STRP’s Gulf Director Carole Allen was quoted in by the New Orleans Time Picayune newspaper reported in a widely circulated blog story on the anti-sea turtle rider recently passed by Louisiana Rep. Jeffrey Landry. It is the first shot over the bow by Louisiana to block new shrimp regulations to require Turtle Excluder Devices in shrimp nets used by boats that operate primarily in shallow waters.

Read the story here or see below.

Help block the anti-turtle rider by writing to your U.S. Senator.
Rep. Jeff Landry seeks to limit turtle-excluder devices on some shrimp trawls
Published: Tuesday, May 22, 2012, 5:24 PM     Updated: Tuesday, May 22, 2012, 5:24 PM
By Bruce Alpert, Times-Picayune

WASHINGTON — A coalition of environmental groups is working to persuade senators to kill language in a House bill that would block a proposed federal rule requiring turtle excluder devices, known as TEDs, for all shrimp trawls.
The Times-PicayuneU.S. Rep. Jeff Landry is trying to put off a new rule that would require turtle-excluder devices be used on more shrimp trawls.
The devices, a trap door that allow turtles to escape from the shrimp nets, are already required on most vessels. But skimmer trawls and butterfly-type fishing nets, particularly off the Louisiana coast, have been allowed a non-TEDs option that calls for shrimpers to haul up their nets every hour or so to free the turtles, which can drown if they remain trapped.
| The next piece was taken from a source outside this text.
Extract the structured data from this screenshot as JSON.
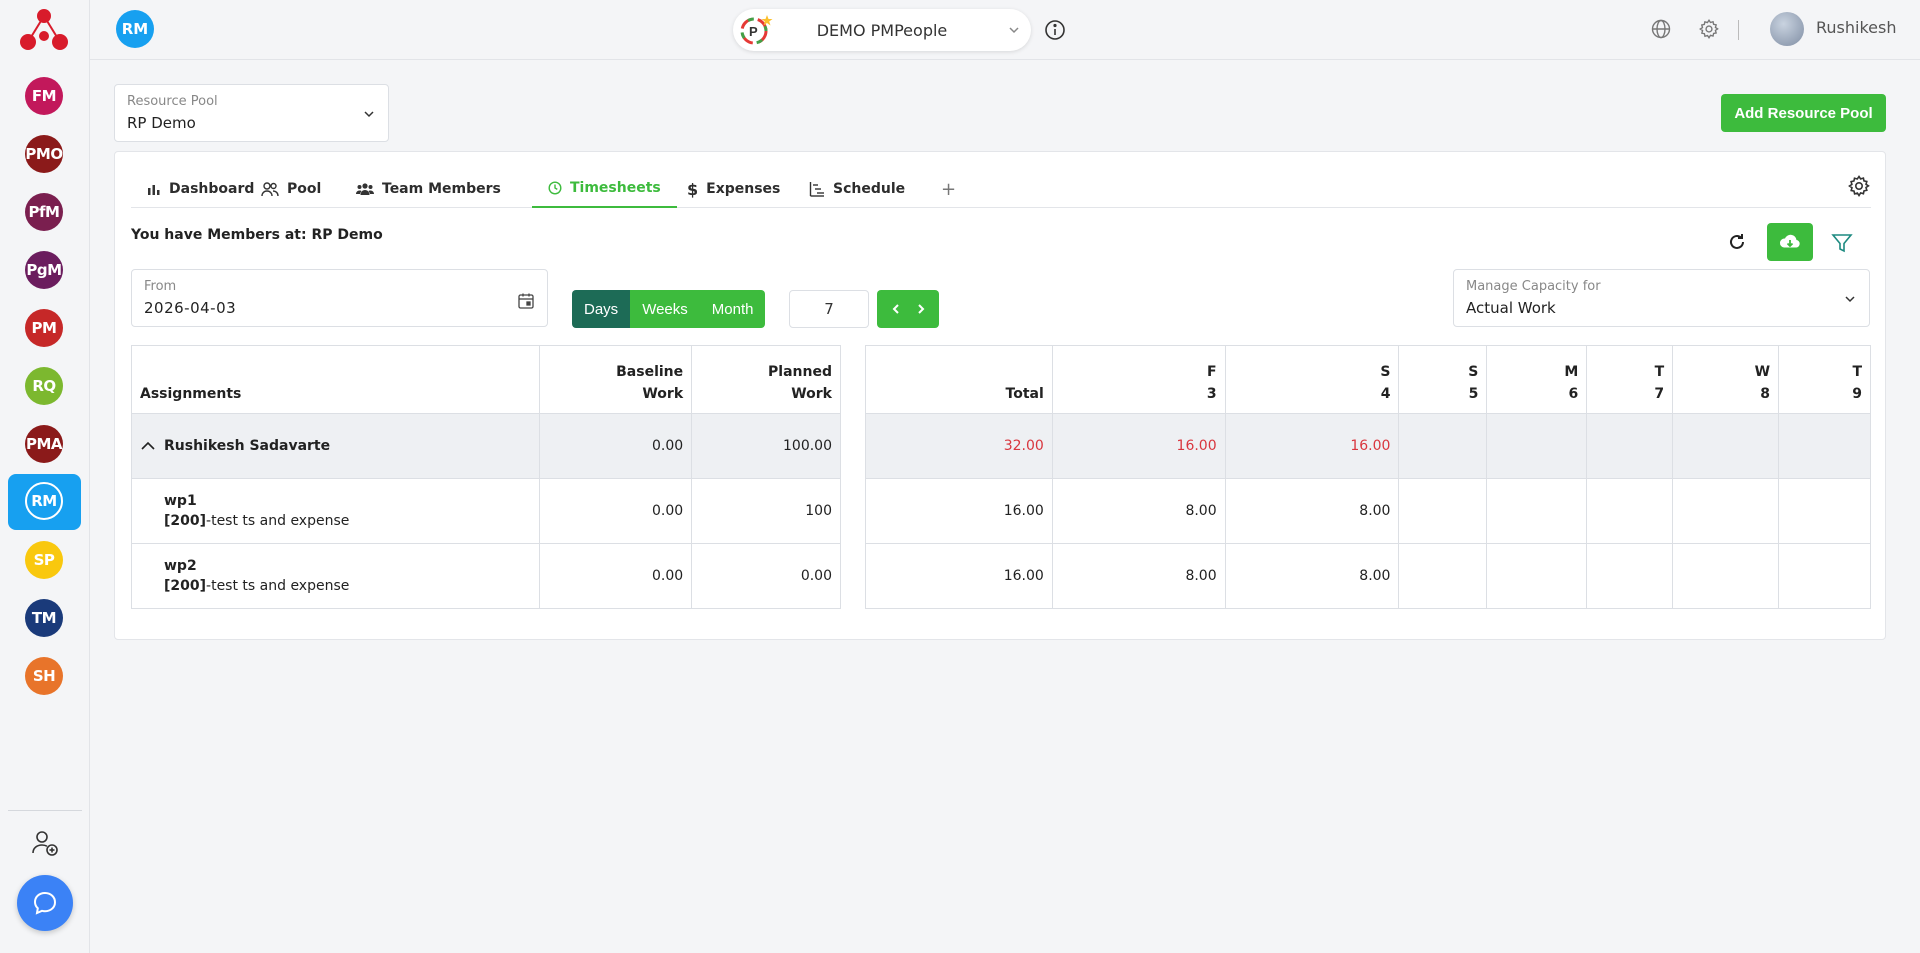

But environmental groups said this method hasn’t been effective, as evidenced by thousands of dead turtles discovered in recent years, particularly in the Gulf off Louisiana.

Under a May 8 settlement with environmental groups who sued to protect turtles, the Marine Fishers Service proposed a final rule to require TEDs on the trawls and butterfly nets. The agency is now seeking public comment on the rule.
But Rep. Jeff Landry, R-New Iberia, successfully attached a rider to a House spending bill this month that would block any federal funds from being used to enforce the proposed rule.

“Rep. Landry just decided to attach the rider without any input from anybody other than some members of the shrimping industry,” said Carole Allen, Gulf director for the Sea Turtle Restoration Project.Allen said it’s clear that thousands of turtles are dying in shrimp nets, most of them in Louisiana, and action is needed.

Landry said the Fisheries Service is acting without scientific evidence to push a new TED requirement, and ignoring the benefits of the current partnership in which shrimpers in Louisiana raise their nets at regular intervals to let turtles escape.

“The recent rule-making negates this partnership and places the whims of environmentalists ahead of the scientific data or economic well-being of the fishermen in the coastal communities,” Landry said. “There is no scientific data that’s proving that the lack of the use of TEDs by shrimpers is causing any additional deaths in the turtle population.”

Landry’s amendment was approved by the GOP-led House in a 218-201 vote May 10.

But environmentalists say that “partnership” mentioned by Landry isn’t working.
They sued and eventually reached an agreement in which the Fisheries Service agreed to implement a new rule requiring TEDs for the skimmers and trawls.

“The number of dead turtles we saw in 2010 and 2011 was unprecedented, and (the legal) settlement will help make sure that type of catastrophe doesn’t happen again,” said Sierra Weaver, senior attorney at Defenders of Wildlife. “We look forward to the Fisheries Service fully complying with the Endangered Species Act and to Gulf waters becoming safer for these remarkable animals.”

Clint Guidry, president of the Louisiana Shrimp Association, said in a statement that the proposed rule isn’t necessary and will place a big financial burden on shrimpers who will have to buy TEDs and then likely experience a reduced catch.

Allen said she heard that argument when the federal government began requiring TEDs on most large shrimping vessels in 1987. But most shrimpers adapted to the new rules without any major problems, she said.

Congress provided some protection by requiring foreign companies that export shrimp to the United States to use TEDs on their vessels.

Roy Crabtree, southeast regional administrator for the U.S. Fisheries Service, said that the agency is trying to “strike a balance between conservation and commerce.”
“This (the new proposed rule) enables us to ensure a successful recovery of turtle populations while maintaining an economically viable shrimp industry,” Crabtree said.